Scudo Francese Antico detto anche Gotico risale al XII secolo
Scudo Francese Moderno o Sannitico. Di forma rettangolare i cui angoli inferiori sono arrotondati da archi di cerchio con raggio di mezzo modulo. Secondo alcuni autori esso è normalmente alto 8 moduli e largo 7, come lo scudo banderese, mentre altri riportano la misura di 9 moduli di altezza per 7 di larghezza. Il centro del lato inferiore è munito di una punta formata da due archi di cerchio anch’essi di mezzo modulo di raggio.
Scudo Italiano detto anche A testa di Cavallo, Presenta sette o nove sporgenze, due superiori, quattro o sei ai lati e una in punta. È una forma molto usata nei monumenti, particolarmente in Italia, ma compare più raramente nelle armi familiari.
Scudo Inglese, deriva direttamente dallo scudo sannitico al quale vengono aggiunte due piccole sporgenze triangolari alle estremità del lato superiore.

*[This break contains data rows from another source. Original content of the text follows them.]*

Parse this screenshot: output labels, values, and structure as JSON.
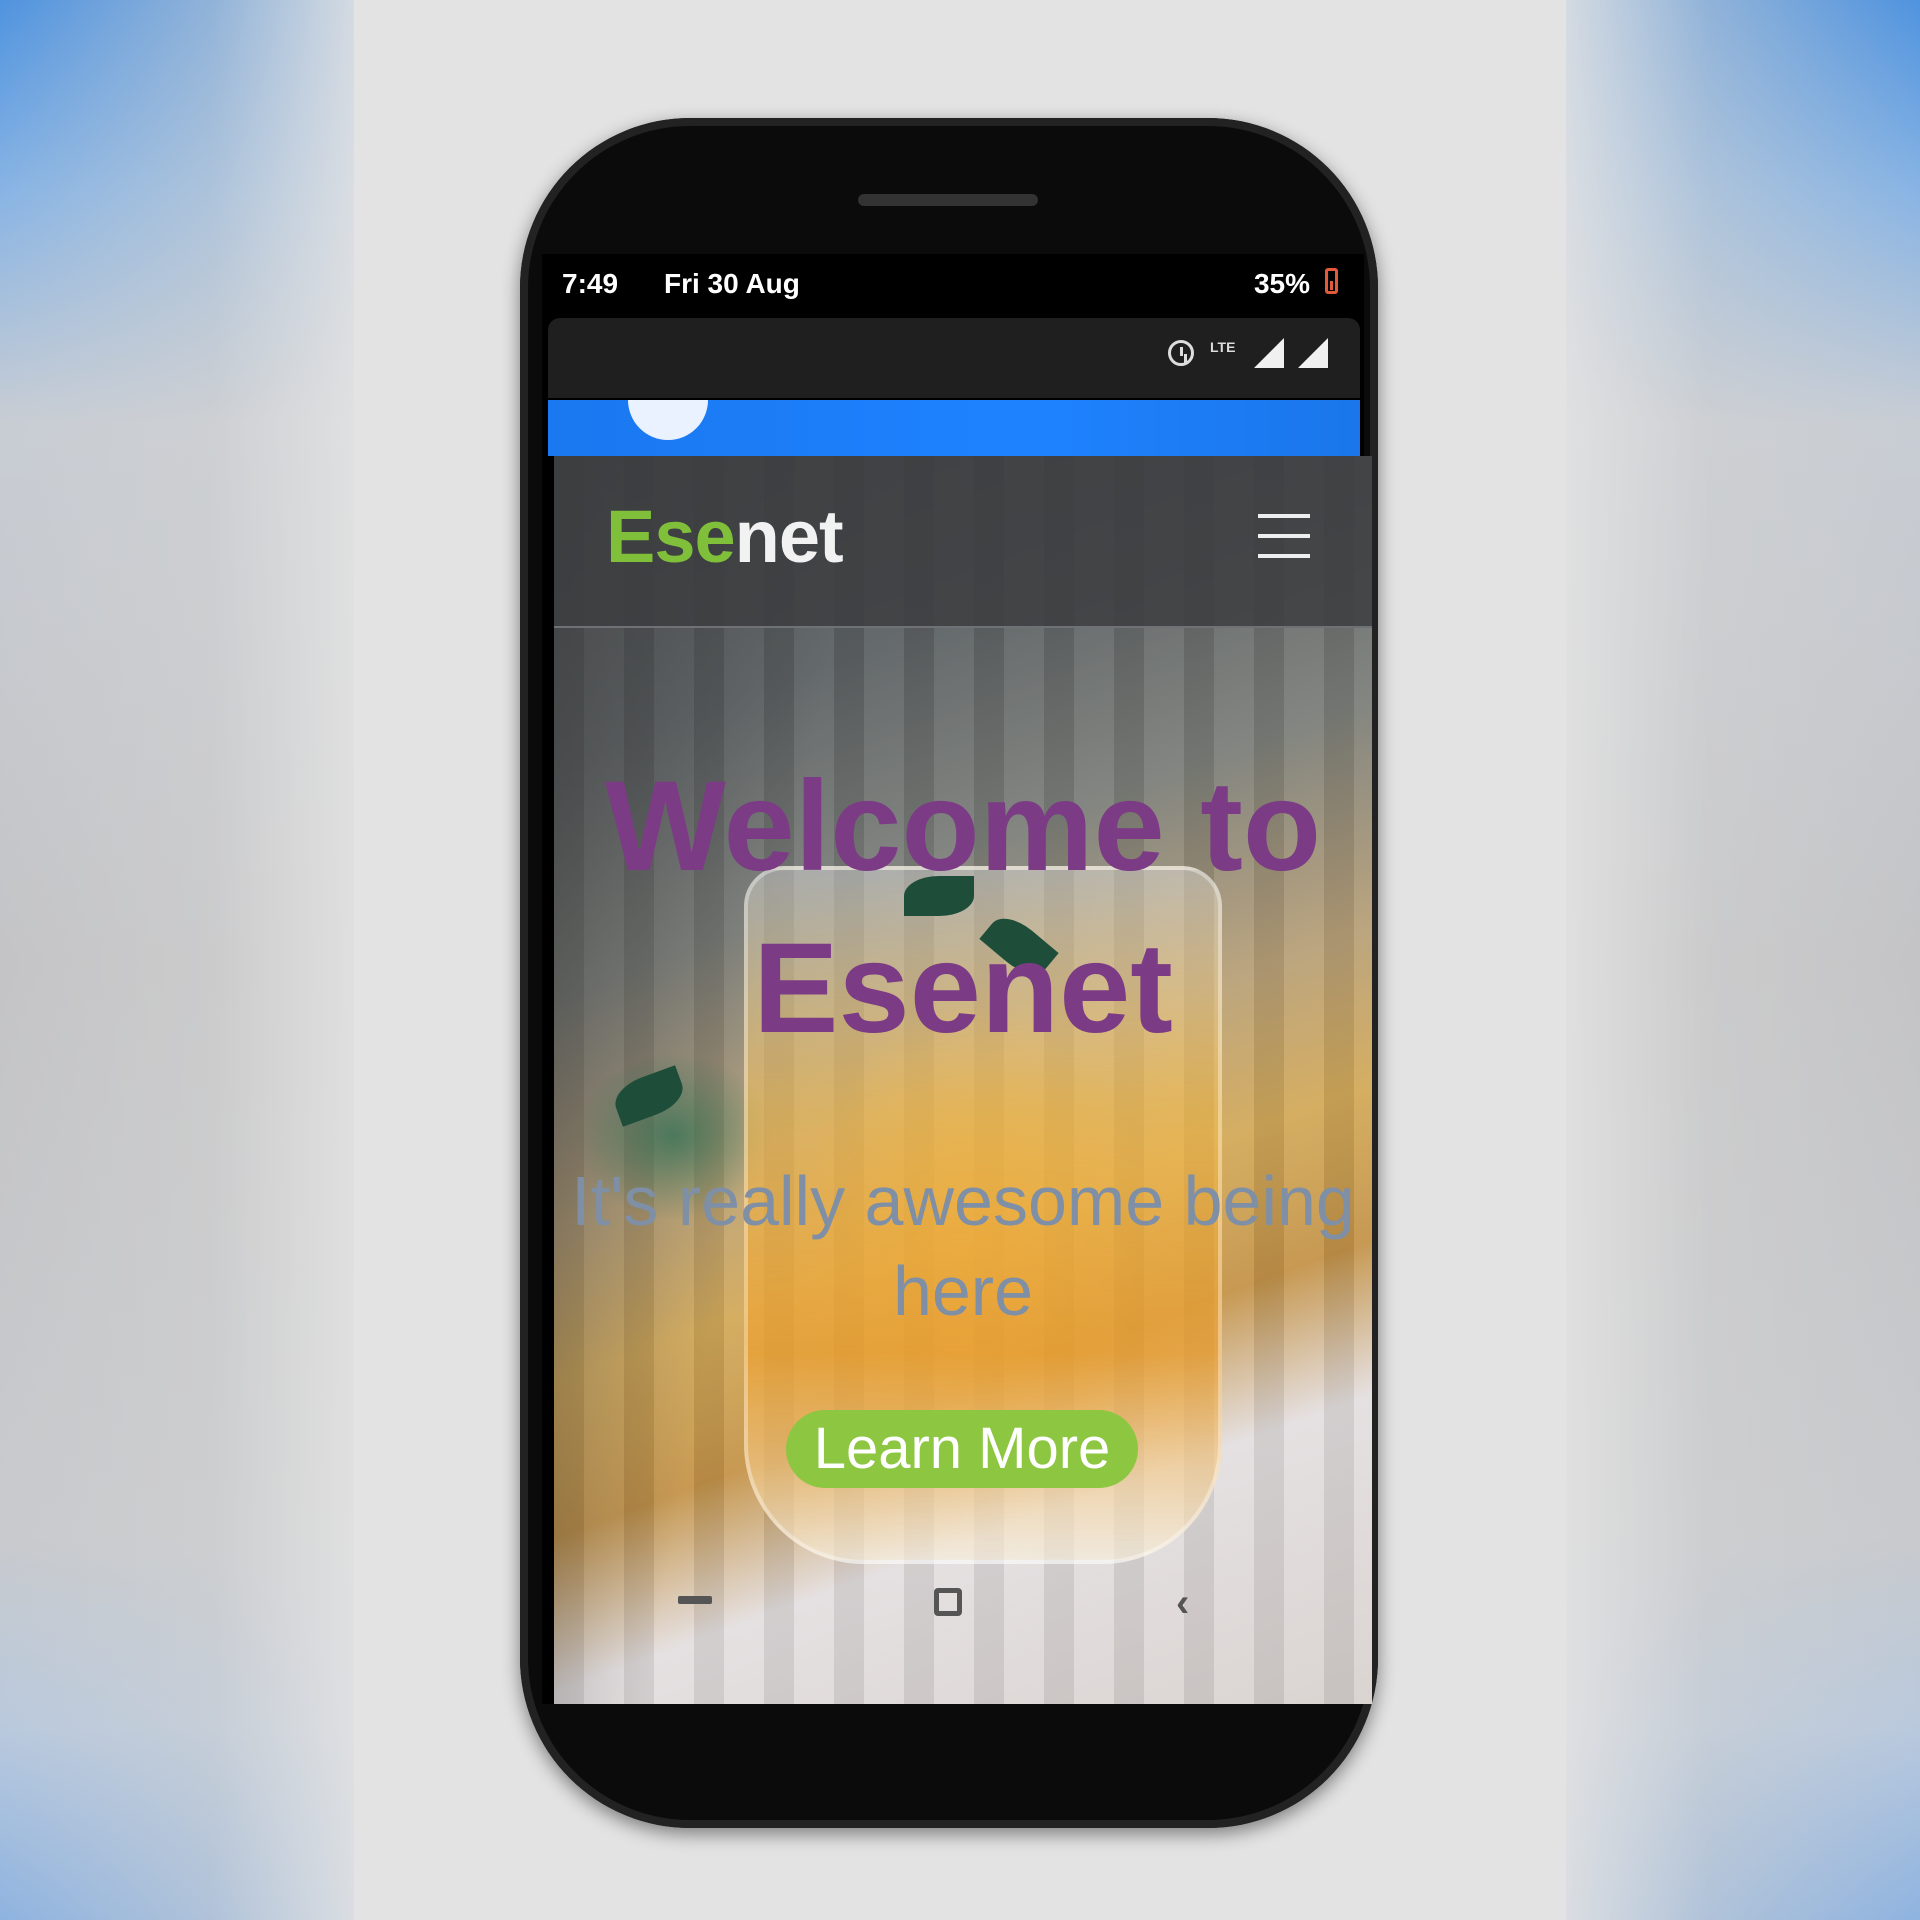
{
  "status_bar": {
    "time": "7:49",
    "date": "Fri 30 Aug",
    "battery": "35%"
  },
  "notification_icons": [
    "alarm-icon",
    "lte-icon",
    "signal-icon",
    "signal-icon"
  ],
  "lte_label": "LTE",
  "site": {
    "logo_part1": "Ese",
    "logo_part2": "net",
    "hero_title": "Welcome to Esenet",
    "hero_subtitle": "It's really awesome being here",
    "cta_label": "Learn More"
  },
  "colors": {
    "logo_green": "#7fbf3a",
    "title_purple": "#7b3b85",
    "subtitle_gray": "#7e8fa6",
    "button_green": "#8dc641",
    "app_blue": "#1e82ff"
  }
}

Scudo spagnolo, detto anche scudo ritondato Un quadrato cui si unisce, in basso, un semicerchio. È detto anche portoghese o fiammingo perché molto in uso in quei paesi.
Scudo tedesco, detto anche targa, è caratterizzato dalla presenza di un intaglio sul lato destro, che ha lo scopo di fornire un sostegno per la lancia.
Scudo a losanga, generalmente impiegato per le donne non sposate; nell’araldica inglese è utilizzato anche per le donne sposate.
Scudo ovale, detto anche ancile usato inizialmente in Italia, è stato poi adottato come forma standard per gli ecclesiastici e per le donne sposate. Se è appuntato in basso è detto anche perale.
Parlando ancora della forma dello scudo, si dice Scudo Antico (o all’antica) se disegnato ritto non sulla punta secondo il modo classico, ma appoggiato sul suo lato destro.
Importante: Nel linguaggio araldico la sinistra dello scudo è alla destra di chi guarda; infatti immaginando un cavaliere che abbia imbracciato lo scudo, la parte che noi vediamo a sinistra si trova in realtà alla destra di chi lo porta.
Partizioni dello Scudo: semplificando, possiamo partire uno scudo in cinque parti principali, dette
regioni: capo (in alto), punta (in basso), fianco sinistro (a destra), fianco destro (a sinistra), cuore o abisso.
Campo: è lo sfondo dello scudo sul quale si disegnato le figure e le pezze (l’insieme di carichi araldici) caratterizzati dall’avere una forma geometrica che non è assimilabile ad alcuna immagine connessa con il mondo naturale o immaginario). Di seguito alcuni esempi di pezze onorevoli di primo ordine.
Campi: tutte le tinte che possono coprire lo scudo, sette smalti e due pellicce o fodere.
Smalti: si suddividono in metalli e colori.
Metalli: sono argento e oro.
Colori: rosso, azzurro, verde, nero e porpora.
Pellicce: armellino e vaio.
Regola aurea: «mai metallo su metallo, né smalto su smalto», «mai colore tenue su tenue, né colore intenso su intenso»
Partizioni: gli scudi che hanno il campo di un solo colore sono detti scudi pieni. Lo scudo può essere suddiviso in vari campi mediante una o più linee. Tali partizioni quando risultano da una sola linea si dicono partizioni semplici, da più linee composte o meglio ripartizioni.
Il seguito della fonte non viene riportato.